Hello! I’m trying to perform an average pool over a sequence ignoring the padding elements. So far I have:

def avg_pool(data, input_lens: Optional[torch.LongTensor] = None):
    A 1d avg pool for sequence data
        data: of dim (batch, seq_len, hidden_size)
        input_lens: Optional long tensor of dim (batch,) that represents the
            original lengths without padding. Tokens past these lengths will not
            be included in the average.

        Tensor (batch, hidden_size)

    if input_lens is not None:
        return torch.stack([
            torch.sum(data[i, :l, :], dim=0) / l for i, l in enumerate(input_lens)
        return torch.sum(data, dim=1) / float(data.shape[1])

This works fine but the use of the array comprehension feels a little hackish. I’m still trying to learn all the fancy ways of indexing, so I was wondering if anyone knew of a nice vectorized way to do this or does this have to be a loop?
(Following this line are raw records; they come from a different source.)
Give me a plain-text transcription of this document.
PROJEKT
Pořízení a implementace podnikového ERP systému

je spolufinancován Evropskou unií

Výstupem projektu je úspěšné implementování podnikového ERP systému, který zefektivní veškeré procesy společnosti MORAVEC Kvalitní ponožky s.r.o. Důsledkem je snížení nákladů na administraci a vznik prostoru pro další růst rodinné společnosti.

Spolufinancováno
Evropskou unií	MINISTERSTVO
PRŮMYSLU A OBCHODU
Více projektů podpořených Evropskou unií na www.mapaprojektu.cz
To elaborate more, fundamentally I am looking for some operation that lets you slice based of a LongTensor of start or end points. So like a “assign_slices” method on tensors which takes in (starts, ends, new_val, dim)

>>> a = torch.tensor([[1,2,3],[4,5,6]])
>>> a.assign_slices(torch.tensor([2,1], None, 0, dim=0)
torch.tensor([[1, 2, 0], [4, 0, 0])
>>> a.assign_slices(None, torch.tensor([2,1]), 99, dim=0)
torch.tensor([[99, 99, 3], [99, 5, 6])
>>> a.assign_slices( torch.tensor([1, 0]), torch.tensor([2, 2]), 0, dim=0)
torch.tensor([[1, 0, 3], [0, 0, 6])

Does something like this exist?

If it does then I can just make everything after the input_lens be 0 and then sum as normal to get my average.

I found myself suddenly again wanting this same functionality when trying to make a model predict spans of tokens where the end of the span was conditioned to be after the start (so basically the starts was a long tensor, and everything before it I wanted to set a large negative value).

This code might look a bit hacky, but should be a bit faster than your current loop:

N, C, H = 64, 100, 32
data = torch.randn(N, C, H)
input_lens = torch.randint(2, H, (N,))

def fun1(data, input_lens):
    ret = torch.stack([
        torch.sum(data[i, :l, :], dim=0) / l for i, l in enumerate(input_lens)
    return ret

def fun2(data, input_lens):
    idx = torch.arange(C).unsqueeze(0).expand(N, -1)
    idx = idx < input_lens.unsqueeze(1)
    idx = idx.unsqueeze(2).expand(-1, -1, H)
    ret = (data * idx.float()).sum(1) / input_lens.unsqueeze(1).float()
    return ret

%timeit fun1(data, input_lens)
> 906 µs ± 5.91 µs per loop (mean ± std. dev. of 7 runs, 1000 loops each)
%timeit fun2(data, input_lens)
> 388 µs ± 5.09 µs per loop (mean ± std. dev. of 7 runs, 1000 loops each)

I’m not sure what your shapes are, so you might try profiling it for your use case. :wink:

1 Like

@ptrblck Thanks for taking a look at this! Using arange is clever.

It’s somewhat a shame that there’s not a cleaner way of doing this kind of indexing, but I guess it works ¯_(ツ)_/¯.

Thank you!